Multi-Protocol Unreachable NLRI (Attribute Code 15) Multi-Protocol Unreachable NLRI attribute is used to withdraw any BGP families that are no longer being advertised between BGP peers.
Extended Communities (Attribute Code 16) Extended Communities are the same as Community attribute however it has 8 octets of space to represent the community compared to 4 octets with normal communities. This allows 64-bit value, it can be represented as Type:Global-Administrator:Local-Administrator. It is important to note that you have set amount of bits you can use. You will have 16 bits for the Type, 16 bits, for the Global-Administrator (commonly the ASN/IP address) and 32 bits, for the Local-Administrator (commonly user defined).

BGP Path Selection

When a destination prefix reached by multiple routes via BGP by default only one path will be advertised into the Routing Table.
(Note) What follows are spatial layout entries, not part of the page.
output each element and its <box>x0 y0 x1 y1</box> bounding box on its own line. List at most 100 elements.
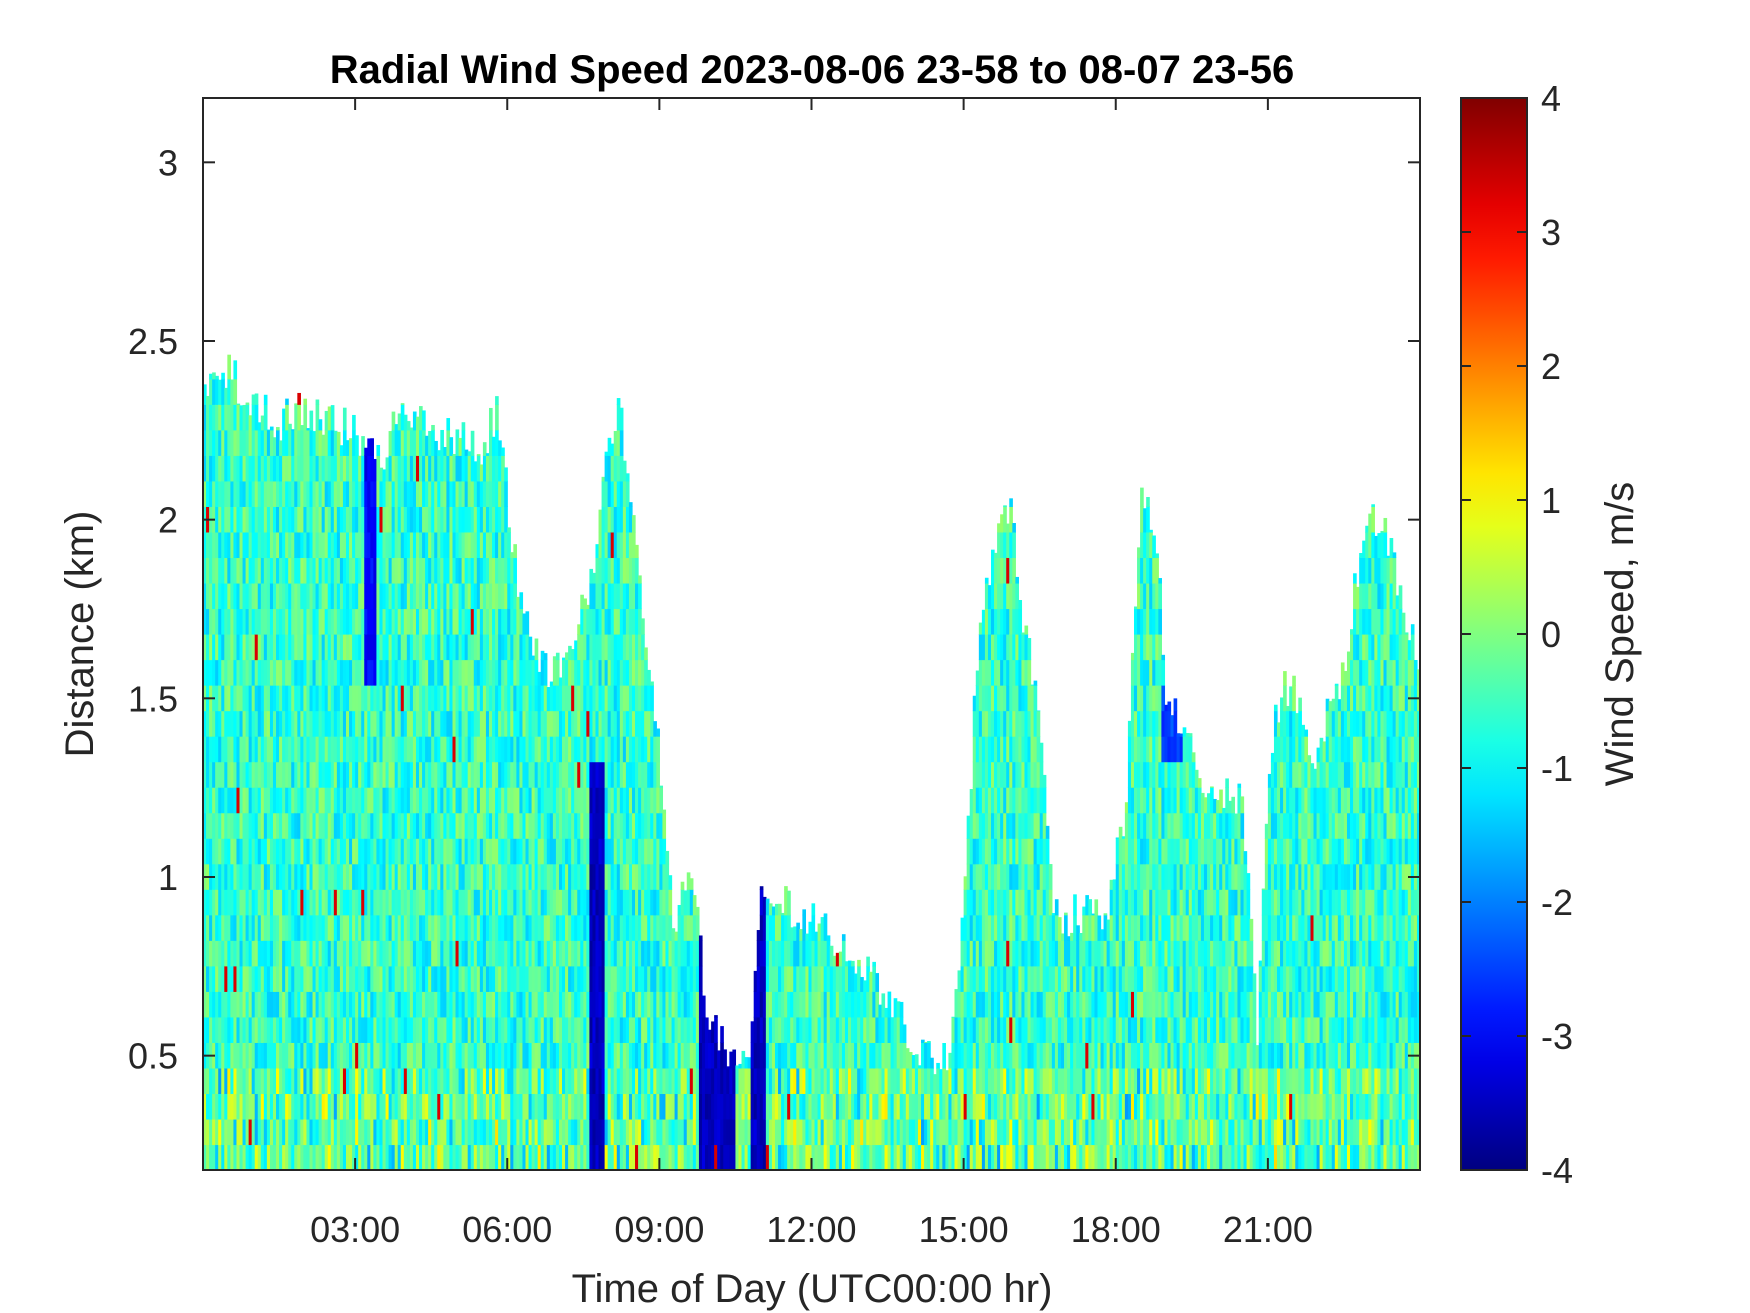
heatmap-cell <box>291 1144 295 1170</box>
heatmap-cell <box>908 1052 913 1069</box>
heatmap-cell <box>339 659 344 686</box>
heatmap-cell <box>391 710 396 737</box>
heatmap-cell <box>513 965 517 992</box>
heatmap-cell <box>251 1144 256 1170</box>
heatmap-cell <box>394 424 399 431</box>
heatmap-cell <box>376 659 381 686</box>
heatmap-cell <box>245 991 250 1018</box>
heatmap-cell <box>376 838 381 865</box>
heatmap-cell <box>306 1118 311 1146</box>
heatmap-cell <box>583 787 587 814</box>
heatmap-cell <box>631 685 636 712</box>
heatmap-cell <box>239 506 244 533</box>
heatmap-cell <box>796 991 800 1018</box>
heatmap-cell <box>318 531 323 559</box>
heatmap-cell <box>659 1093 664 1120</box>
heatmap-cell <box>574 1016 578 1043</box>
heatmap-cell <box>339 787 344 814</box>
heatmap-cell <box>799 991 803 1018</box>
heatmap-cell <box>826 965 831 992</box>
heatmap-cell <box>768 1144 773 1170</box>
heatmap-cell <box>455 480 460 507</box>
heatmap-cell <box>266 1093 271 1120</box>
heatmap-cell <box>492 812 496 839</box>
heatmap-cell <box>276 889 280 916</box>
heatmap-cell <box>592 1093 597 1120</box>
heatmap-cell <box>303 889 308 916</box>
heatmap-cell <box>370 889 374 916</box>
heatmap-cell <box>400 685 405 712</box>
heatmap-cell <box>382 787 387 814</box>
heatmap-cell <box>638 608 642 635</box>
heatmap-cell <box>829 1118 834 1146</box>
heatmap-cell <box>504 736 508 763</box>
heatmap-cell <box>282 455 286 482</box>
heatmap-cell <box>479 608 484 635</box>
heatmap-cell <box>841 1067 846 1095</box>
heatmap-cell <box>443 1093 447 1120</box>
heatmap-cell <box>674 940 679 967</box>
heatmap-cell <box>534 1042 539 1069</box>
heatmap-cell <box>248 1016 253 1043</box>
heatmap-cell <box>580 1118 584 1146</box>
heatmap-cell <box>276 429 280 456</box>
heatmap-cell <box>215 838 219 865</box>
heatmap-cell <box>619 1144 624 1170</box>
heatmap-cell <box>519 838 524 865</box>
heatmap-cell <box>239 405 244 431</box>
heatmap-cell <box>428 710 432 737</box>
heatmap-cell <box>391 480 396 507</box>
heatmap-cell <box>896 1093 901 1120</box>
heatmap-cell <box>473 787 478 814</box>
heatmap-cell <box>336 889 341 916</box>
heatmap-cell <box>330 889 335 916</box>
heatmap-cell <box>565 787 569 814</box>
heatmap-cell <box>473 608 478 635</box>
heatmap-cell <box>272 965 277 992</box>
heatmap-cell <box>568 1042 572 1069</box>
heatmap-cell <box>236 1144 241 1170</box>
heatmap-cell <box>409 1016 414 1043</box>
heatmap-cell <box>644 736 648 763</box>
heatmap-cell <box>851 1093 855 1120</box>
heatmap-cell <box>425 710 429 737</box>
heatmap-cell <box>790 965 794 992</box>
heatmap-cell <box>440 1093 444 1120</box>
heatmap-cell <box>367 889 371 916</box>
heatmap-cell <box>650 914 654 941</box>
heatmap-cell <box>233 659 238 686</box>
heatmap-cell <box>422 787 426 814</box>
heatmap-cell <box>619 557 624 584</box>
heatmap-cell <box>531 1016 536 1043</box>
heatmap-cell <box>930 1144 934 1170</box>
heatmap-cell <box>342 736 347 763</box>
heatmap-cell <box>269 787 274 814</box>
heatmap-cell <box>610 838 615 865</box>
heatmap-cell <box>434 557 438 584</box>
heatmap-cell <box>622 557 627 584</box>
heatmap-cell <box>309 531 314 559</box>
heatmap-cell <box>342 531 347 559</box>
heatmap-cell <box>440 531 444 559</box>
heatmap-cell <box>425 838 429 865</box>
heatmap-cell <box>787 890 791 916</box>
heatmap-cell <box>385 1118 390 1146</box>
heatmap-cell <box>437 812 441 839</box>
heatmap-cell <box>285 736 289 763</box>
heatmap-cell <box>379 1144 384 1170</box>
heatmap-cell <box>455 965 460 992</box>
heatmap-cell <box>571 991 575 1018</box>
heatmap-cell <box>622 506 627 533</box>
heatmap-cell <box>285 863 289 890</box>
heatmap-cell <box>498 965 502 992</box>
heatmap-cell <box>650 1093 654 1120</box>
heatmap-cell <box>522 940 527 967</box>
heatmap-cell <box>379 914 384 941</box>
heatmap-cell <box>470 480 475 507</box>
heatmap-cell <box>528 1016 533 1043</box>
heatmap-cell <box>373 736 378 763</box>
heatmap-cell <box>565 1067 569 1095</box>
heatmap-cell <box>771 1067 776 1095</box>
heatmap-cell <box>504 1118 508 1146</box>
heatmap-cell <box>224 1016 228 1043</box>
With this in mind BGP has used its Route Selection Algorithm to determine what path will be installed into the Routing Table. The algorithm uses the following steps:

  • Prefer the highest Local Preference Value

  • Checks what path has shortest AS Path

  • The Route with the Lowest Origin Value

  • If the route has a Lower MED

  • If the Prefix is learnt via eBGP is preferred over being learnt via iBGP

  • The path with the better exit out of the local AS. This means that the underlying IGP metric cost is taken into consideration, the path with the lowest IGP is preferred

  • The eBGP route that has the longest uptime or prefer the routes from the peer with lowest Router ID

  • Prefer routes with the shortest Cluster List Length. This is when you use a Route Reflector within your iBGP peering session

  • Prefer routes from a peer with the lowest IP Address

Some vendors have their own vendor specific additions to the path selection algorithm. Cisco use Weight before checking Local Preference and Juniper verify that the Next-Hop is reachable before checking Local Preference. With JunOS, if the Next-Hop isn’t verified then the route is set as a Hidden route and will need investigating.